My friends have come up with six different novels that match this description, and none of them are correct. That’s the problem with Article 5. It’s been done. Multiple times. And better than this as well.
Article 5 is a standard YA dyslit with the struggling heroine, overly simplified love story that kind of makes me want to retch, because seriously, you’re 17 and hormonal and that’s not true love (n.b. I am a grouchy 37 year old now, apparently, so get off my lawn!) and I was so bored with this book that I ended up skimming the last 100 pages because I’d read enough that I felt like I should finish it so I could give it a full review, because it’s not bad, it’s just dreadfully derivative, but I didn’t want to finish it so it was just sitting on my bedside table on top of a lovely pile of books that I did want to read, staring at me balefully with its bookmark sticking out like an impudent teenager just daring me to try and push it aside and start something else. So I finished it. And it was still boring. And predictable.
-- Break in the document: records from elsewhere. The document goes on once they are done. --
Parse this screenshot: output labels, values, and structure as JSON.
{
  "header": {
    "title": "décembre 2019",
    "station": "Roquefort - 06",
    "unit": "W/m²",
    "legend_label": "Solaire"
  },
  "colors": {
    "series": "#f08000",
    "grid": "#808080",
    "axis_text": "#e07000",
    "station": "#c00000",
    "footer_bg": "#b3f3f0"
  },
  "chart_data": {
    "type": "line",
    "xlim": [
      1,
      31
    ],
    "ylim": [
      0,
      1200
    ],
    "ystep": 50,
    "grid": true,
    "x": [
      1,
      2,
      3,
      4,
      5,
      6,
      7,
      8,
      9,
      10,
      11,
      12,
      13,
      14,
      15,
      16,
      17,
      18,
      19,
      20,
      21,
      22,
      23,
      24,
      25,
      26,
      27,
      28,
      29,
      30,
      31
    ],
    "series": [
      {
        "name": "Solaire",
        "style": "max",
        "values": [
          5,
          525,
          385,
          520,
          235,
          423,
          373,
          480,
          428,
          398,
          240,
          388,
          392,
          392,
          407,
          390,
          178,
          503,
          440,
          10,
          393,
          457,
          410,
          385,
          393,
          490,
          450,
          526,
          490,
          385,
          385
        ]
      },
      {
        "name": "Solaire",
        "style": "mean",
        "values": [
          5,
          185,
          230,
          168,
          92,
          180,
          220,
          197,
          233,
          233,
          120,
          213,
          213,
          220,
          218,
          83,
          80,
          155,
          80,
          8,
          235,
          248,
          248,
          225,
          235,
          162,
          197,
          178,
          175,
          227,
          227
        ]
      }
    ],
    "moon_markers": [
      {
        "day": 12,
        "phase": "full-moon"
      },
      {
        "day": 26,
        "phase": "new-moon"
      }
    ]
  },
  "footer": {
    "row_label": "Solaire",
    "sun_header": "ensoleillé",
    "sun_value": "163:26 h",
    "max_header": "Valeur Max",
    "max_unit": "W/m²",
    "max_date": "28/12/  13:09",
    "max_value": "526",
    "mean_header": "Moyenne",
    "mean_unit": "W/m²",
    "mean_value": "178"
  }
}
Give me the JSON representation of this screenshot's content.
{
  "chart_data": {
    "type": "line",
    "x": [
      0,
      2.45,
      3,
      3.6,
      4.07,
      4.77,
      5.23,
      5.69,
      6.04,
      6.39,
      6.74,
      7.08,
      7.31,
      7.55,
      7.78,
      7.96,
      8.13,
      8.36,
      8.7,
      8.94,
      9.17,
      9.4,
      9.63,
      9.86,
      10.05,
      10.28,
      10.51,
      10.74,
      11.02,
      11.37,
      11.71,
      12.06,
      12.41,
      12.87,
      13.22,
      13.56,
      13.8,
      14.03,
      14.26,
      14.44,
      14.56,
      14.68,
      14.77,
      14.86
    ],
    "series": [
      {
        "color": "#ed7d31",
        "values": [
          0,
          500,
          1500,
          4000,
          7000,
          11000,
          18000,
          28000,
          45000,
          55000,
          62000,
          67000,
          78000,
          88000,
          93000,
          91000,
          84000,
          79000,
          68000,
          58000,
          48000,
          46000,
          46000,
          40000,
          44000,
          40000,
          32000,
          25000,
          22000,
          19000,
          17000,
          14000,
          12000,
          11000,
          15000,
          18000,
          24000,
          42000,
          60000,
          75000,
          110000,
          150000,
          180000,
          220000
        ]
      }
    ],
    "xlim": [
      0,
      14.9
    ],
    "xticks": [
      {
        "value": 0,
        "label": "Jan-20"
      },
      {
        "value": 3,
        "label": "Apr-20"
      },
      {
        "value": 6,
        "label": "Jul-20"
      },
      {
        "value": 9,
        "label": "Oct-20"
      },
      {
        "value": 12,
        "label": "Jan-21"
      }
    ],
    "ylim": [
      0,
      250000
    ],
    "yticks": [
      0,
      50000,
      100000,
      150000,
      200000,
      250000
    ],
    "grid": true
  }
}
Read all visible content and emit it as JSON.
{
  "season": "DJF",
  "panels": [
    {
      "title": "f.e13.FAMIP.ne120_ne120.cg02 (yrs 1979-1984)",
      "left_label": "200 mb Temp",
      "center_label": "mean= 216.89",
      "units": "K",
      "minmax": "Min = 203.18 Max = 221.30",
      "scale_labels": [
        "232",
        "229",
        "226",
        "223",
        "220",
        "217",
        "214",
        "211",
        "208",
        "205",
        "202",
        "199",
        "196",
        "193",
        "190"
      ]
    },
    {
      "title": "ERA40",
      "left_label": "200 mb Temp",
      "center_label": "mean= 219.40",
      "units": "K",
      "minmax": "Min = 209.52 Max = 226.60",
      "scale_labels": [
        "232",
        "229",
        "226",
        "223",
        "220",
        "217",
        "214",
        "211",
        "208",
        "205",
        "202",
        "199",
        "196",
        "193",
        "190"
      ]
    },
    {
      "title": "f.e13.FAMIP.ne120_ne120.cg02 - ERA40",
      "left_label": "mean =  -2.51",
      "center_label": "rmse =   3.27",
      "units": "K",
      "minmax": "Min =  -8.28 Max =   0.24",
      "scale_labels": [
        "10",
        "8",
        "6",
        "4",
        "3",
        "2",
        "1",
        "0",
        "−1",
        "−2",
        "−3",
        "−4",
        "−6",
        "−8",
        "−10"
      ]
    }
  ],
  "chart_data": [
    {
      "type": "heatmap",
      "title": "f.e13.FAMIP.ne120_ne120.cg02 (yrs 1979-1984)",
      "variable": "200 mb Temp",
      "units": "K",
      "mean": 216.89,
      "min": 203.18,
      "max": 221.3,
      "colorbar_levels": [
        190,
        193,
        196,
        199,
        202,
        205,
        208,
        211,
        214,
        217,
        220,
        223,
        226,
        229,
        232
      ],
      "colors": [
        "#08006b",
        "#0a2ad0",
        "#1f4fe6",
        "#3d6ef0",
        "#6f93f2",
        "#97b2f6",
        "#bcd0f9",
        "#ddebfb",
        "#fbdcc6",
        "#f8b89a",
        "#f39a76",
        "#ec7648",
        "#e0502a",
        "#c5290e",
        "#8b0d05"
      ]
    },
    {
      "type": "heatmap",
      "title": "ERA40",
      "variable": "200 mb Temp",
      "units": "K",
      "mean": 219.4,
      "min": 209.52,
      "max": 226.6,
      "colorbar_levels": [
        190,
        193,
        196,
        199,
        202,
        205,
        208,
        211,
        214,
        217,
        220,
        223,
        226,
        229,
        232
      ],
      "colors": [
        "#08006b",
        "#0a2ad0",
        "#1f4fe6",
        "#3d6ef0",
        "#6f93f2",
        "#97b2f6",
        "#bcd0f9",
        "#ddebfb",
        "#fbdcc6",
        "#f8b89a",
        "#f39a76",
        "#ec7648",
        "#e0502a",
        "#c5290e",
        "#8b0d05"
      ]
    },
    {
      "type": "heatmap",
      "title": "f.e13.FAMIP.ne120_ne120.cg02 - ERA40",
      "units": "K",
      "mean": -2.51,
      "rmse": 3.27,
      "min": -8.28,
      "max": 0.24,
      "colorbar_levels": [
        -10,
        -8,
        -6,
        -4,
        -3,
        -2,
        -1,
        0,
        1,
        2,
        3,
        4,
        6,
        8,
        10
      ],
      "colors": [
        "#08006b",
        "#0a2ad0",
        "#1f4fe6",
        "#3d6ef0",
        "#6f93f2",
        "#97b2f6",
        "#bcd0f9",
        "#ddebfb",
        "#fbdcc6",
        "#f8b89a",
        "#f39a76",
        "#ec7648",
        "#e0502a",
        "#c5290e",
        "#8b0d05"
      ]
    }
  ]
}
The end.
Also, I got mad at this book because I loved the description of the changes to the political system from the blurb (see below), and I wondered what caused the remainder of the people in the USA (I’m assuming this was a civil war, though it’s never spelled out in detail) to adopt such a harsh system of government, but it’s just accepted that “the War” happened and the author never explains why or how or who or anything. Some backstory would have made Article 5 more interesting to me.